The financial sector faces a new and insidious threat: deepfake media. On November 13, 2024, the Financial Crimes Enforcement Network (FinCEN) issued a new alert to help financial institutions identify fraud schemes associated with the use of deepfake media created with generative artificial intelligence (GenAI) tools. These schemes involve criminals altering or creating fraudulent identity documents to circumvent identity verification and authentication methods.
The threat of deepfake media comes not only from the technology used to create it but also from people’s natural inclination to believe what they see. Therefore, deepfakes do not need to be particularly advanced to spread misinformation effectively.
What is a “Deepfake”?
Deepfake media, or “deepfakes,” are synthetic content generated using artificial intelligence tools to create realistic but inauthentic videos, pictures, audio, and text.
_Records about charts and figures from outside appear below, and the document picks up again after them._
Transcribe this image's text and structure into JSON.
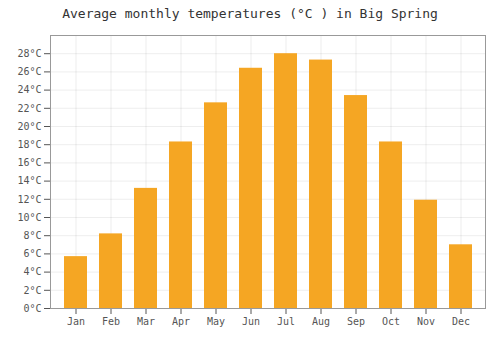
{
  "chart_data": {
    "type": "bar",
    "title": "Average monthly temperatures (°C ) in Big Spring",
    "categories": [
      "Jan",
      "Feb",
      "Mar",
      "Apr",
      "May",
      "Jun",
      "Jul",
      "Aug",
      "Sep",
      "Oct",
      "Nov",
      "Dec"
    ],
    "values": [
      5.7,
      8.2,
      13.2,
      18.3,
      22.6,
      26.4,
      28.0,
      27.3,
      23.4,
      18.3,
      11.9,
      7.0
    ],
    "color": "#F5A623",
    "ylim": [
      0,
      30
    ],
    "yticks": [
      {
        "value": 0,
        "label": "0°C"
      },
      {
        "value": 2,
        "label": "2°C"
      },
      {
        "value": 4,
        "label": "4°C"
      },
      {
        "value": 6,
        "label": "6°C"
      },
      {
        "value": 8,
        "label": "8°C"
      },
      {
        "value": 10,
        "label": "10°C"
      },
      {
        "value": 12,
        "label": "12°C"
      },
      {
        "value": 14,
        "label": "14°C"
      },
      {
        "value": 16,
        "label": "16°C"
      },
      {
        "value": 18,
        "label": "18°C"
      },
      {
        "value": 20,
        "label": "20°C"
      },
      {
        "value": 22,
        "label": "22°C"
      },
      {
        "value": 24,
        "label": "24°C"
      },
      {
        "value": 26,
        "label": "26°C"
      },
      {
        "value": 28,
        "label": "28°C"
      }
    ],
    "grid": true
  }
}
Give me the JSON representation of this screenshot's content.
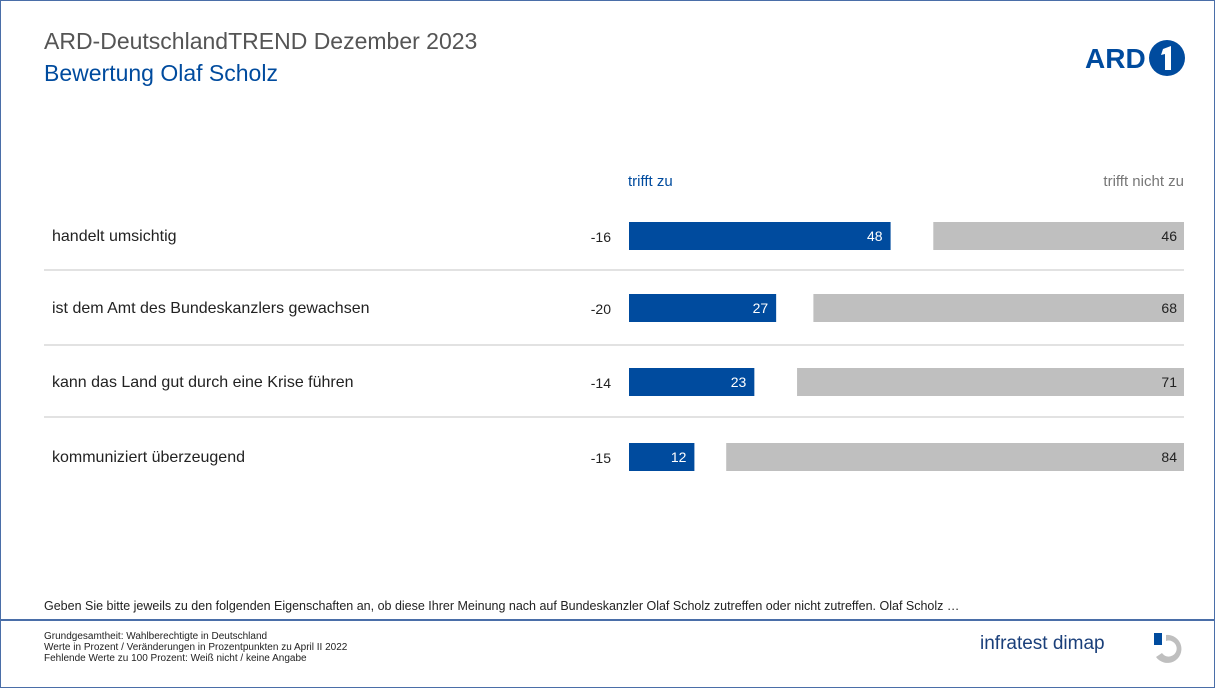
{
  "header": {
    "title": "ARD-DeutschlandTREND Dezember 2023",
    "subtitle": "Bewertung Olaf Scholz",
    "brand_logo": "ARD"
  },
  "legend": {
    "agree": "trifft zu",
    "disagree": "trifft nicht zu"
  },
  "chart_data": {
    "type": "bar",
    "orientation": "horizontal",
    "stacked": true,
    "categories": [
      "handelt umsichtig",
      "ist dem Amt des Bundeskanzlers gewachsen",
      "kann das Land gut durch eine Krise führen",
      "kommuniziert überzeugend"
    ],
    "changes": [
      "-16",
      "-20",
      "-14",
      "-15"
    ],
    "series": [
      {
        "name": "trifft zu",
        "values": [
          48,
          27,
          23,
          12
        ],
        "color": "#004b9e"
      },
      {
        "name": "trifft nicht zu",
        "values": [
          46,
          68,
          71,
          84
        ],
        "color": "#bfbfbf"
      }
    ],
    "xlim": [
      0,
      100
    ]
  },
  "question": "Geben Sie bitte jeweils zu den folgenden Eigenschaften an, ob diese Ihrer Meinung nach auf Bundeskanzler Olaf Scholz zutreffen oder nicht zutreffen. Olaf Scholz …",
  "footer": {
    "notes": [
      "Grundgesamtheit: Wahlberechtigte in Deutschland",
      "Werte in Prozent / Veränderungen in Prozentpunkten zu April II 2022",
      "Fehlende Werte zu 100 Prozent: Weiß nicht / keine Angabe"
    ],
    "institute_logo": "infratest dimap"
  }
}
Deepfakes may depict real or non-existent people. They can manufacture what appears to be real events, such as a person doing or saying something they did not actually do or say.
How Deepfakes are Used in Banking Fraud
One of the most alarming uses of deepfakes in banking fraud is identity theft. Deepfakes can manipulate Know Your Customer (KYC) protocols and be used to open bank accounts. A scammer can utilize pictures from social media to make a fake video or voice and combine this with stolen personal information to create a fictitious person. As banks increasingly rely on biometric authentication, deepfakes threaten to undermine these systems.
Another opportunity for fraud is social engineering amplified by deepfakes. Criminals may target financial institution customers and employees through sophisticated social engineering attempts in support of other scams and fraud typologies, such as business email compromise (BEC) schemes, spear phishing attacks, elder financial exploitation, romance scams, and virtual currency investment scams.
Scammers can craft personalized phishing attacks using fake videos or voice messages purporting to be from bank officials. These fakes might ask customers to send money or share private information. Criminals have reportedly used GenAI tools to target companies by impersonating an executive or other trusted employee, instructing victims to transfer large sums or make payments to accounts ultimately under the scammer’s control. Similarly, they can request login credentials to “secure” their account.
Identifying and Reporting Deepfake Fraud
To summarize, deepfake media scams are used to open fake accounts, take over someone’s account, trick people with fake messages, or create non-existent people. The realism of deepfakes makes these scams harder to spot, especially for less tech-savvy individuals. Because deepfake fraud erodes trust in banking systems, customers may hesitate to adopt digital services if they fear their identities can be hijacked so easily.
FinCEN’s news release and alert explain deepfake media’s methodology and provide red flag indicators to identify and report related suspicious activity.